A while back, when UK Music was being berated for suggesting that people be thrown off the internet for filesharing, Feargal Sharkey denied that anyone was saying any such thing.
Now UK Music are, erm, saying that people should be thrown off the internet for filesharing. PaidContent reports:
In its submission to the business minister’s recent consultation on his new suggestions, seen by paidContent:UK, UK Music - representing labels group BPI, AIM, BASCA, MPA, MU, PPL and PRS for Music - supports adding suspension to a list of “technical measures” which Ofcom would direct ISPs to carry out after transgressors receive warnings about their habits.
So... that meeting last week when musicians decided they'd rather support throttling than suspension? Seems to have been totally ignored. But it's not like the people who make music have anything to do with managing copyrights, is it?
UK Music is also supporting Mandelson’s proposal that Ofcom should investigate how to implement these “technical measures” (which would also include bandwidth throttling) now, rather than wait to see if a system of warning letters reduces piracy by 70 percent, as Stephen Carter’s Digital Britain paper had proposed.

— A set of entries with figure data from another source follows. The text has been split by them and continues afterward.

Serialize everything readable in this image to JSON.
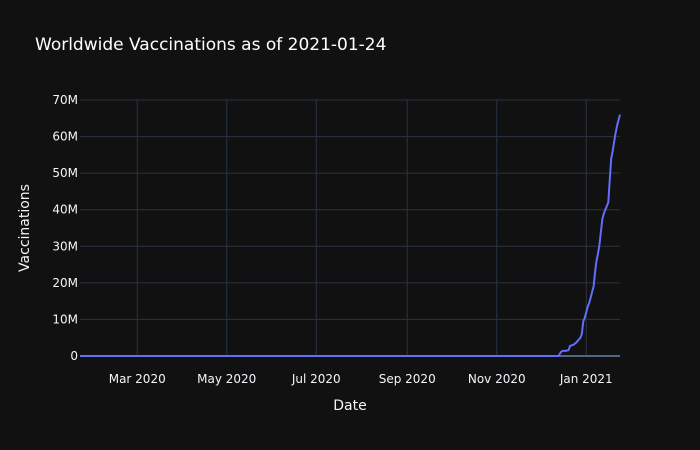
{
  "chart_data": {
    "type": "line",
    "title": "Worldwide Vaccinations as of 2021-01-24",
    "xlabel": "Date",
    "ylabel": "Vaccinations",
    "xlim": [
      "2020-01-22",
      "2021-01-24"
    ],
    "ylim": [
      0,
      70000000
    ],
    "x_ticks": [
      {
        "date": "2020-03-01",
        "label": "Mar 2020"
      },
      {
        "date": "2020-05-01",
        "label": "May 2020"
      },
      {
        "date": "2020-07-01",
        "label": "Jul 2020"
      },
      {
        "date": "2020-09-01",
        "label": "Sep 2020"
      },
      {
        "date": "2020-11-01",
        "label": "Nov 2020"
      },
      {
        "date": "2021-01-01",
        "label": "Jan 2021"
      }
    ],
    "y_ticks": [
      {
        "value": 0,
        "label": "0"
      },
      {
        "value": 10000000,
        "label": "10M"
      },
      {
        "value": 20000000,
        "label": "20M"
      },
      {
        "value": 30000000,
        "label": "30M"
      },
      {
        "value": 40000000,
        "label": "40M"
      },
      {
        "value": 50000000,
        "label": "50M"
      },
      {
        "value": 60000000,
        "label": "60M"
      },
      {
        "value": 70000000,
        "label": "70M"
      }
    ],
    "grid": true,
    "series": [
      {
        "color": "#636efa",
        "x": [
          "2020-01-22",
          "2020-12-13",
          "2020-12-15",
          "2020-12-16",
          "2020-12-18",
          "2020-12-20",
          "2020-12-21",
          "2020-12-23",
          "2020-12-24",
          "2020-12-25",
          "2020-12-27",
          "2020-12-28",
          "2020-12-29",
          "2020-12-30",
          "2020-12-31",
          "2021-01-01",
          "2021-01-02",
          "2021-01-03",
          "2021-01-04",
          "2021-01-05",
          "2021-01-06",
          "2021-01-07",
          "2021-01-08",
          "2021-01-09",
          "2021-01-10",
          "2021-01-11",
          "2021-01-12",
          "2021-01-13",
          "2021-01-14",
          "2021-01-15",
          "2021-01-16",
          "2021-01-17",
          "2021-01-18",
          "2021-01-19",
          "2021-01-20",
          "2021-01-21",
          "2021-01-22",
          "2021-01-23",
          "2021-01-24"
        ],
        "y": [
          0,
          0,
          1200000,
          1400000,
          1400000,
          1600000,
          2800000,
          3000000,
          3300000,
          3600000,
          4500000,
          5000000,
          6000000,
          9500000,
          10500000,
          12000000,
          13500000,
          14500000,
          16000000,
          17500000,
          19000000,
          23000000,
          26000000,
          28000000,
          30500000,
          34000000,
          37500000,
          39000000,
          40000000,
          41000000,
          42000000,
          48000000,
          54000000,
          56000000,
          58500000,
          61000000,
          63000000,
          64500000,
          66000000
        ]
      }
    ]
  }
}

Yes, dammit. Let's just rush those proposals through as a package. After all, it's easier to get people to swallow a 'something must be done' proposal, even if it contains something potentially illegal and undemocratic - if the idea of throwing families off the web because of something someone may have done had to fight for acceptance on its own, the stench of people burning their Undertones records would become a danger to public health.
There's still no proposal of anything that might make this sound a little less like Victorian factory owners arbitrarily handing out punishments, though: no suggestion, for example, that there should be anything even approaching due process before these actions are put in place.
Astonishingly, UK Music also seem quite muddy about what sort of process they want at all:
UK Music says a “limitation on the volume of notifications” is not “advisable” since “the number of notices generated by rights holders will inevitably be limited ... given the costs involved in identifying infringers and presenting evidence”. The group wants an “escalation in tone” of warning letters.
Splendid - in other words, the record labels will be able to not only act as judge and jury, but also to make up the rules.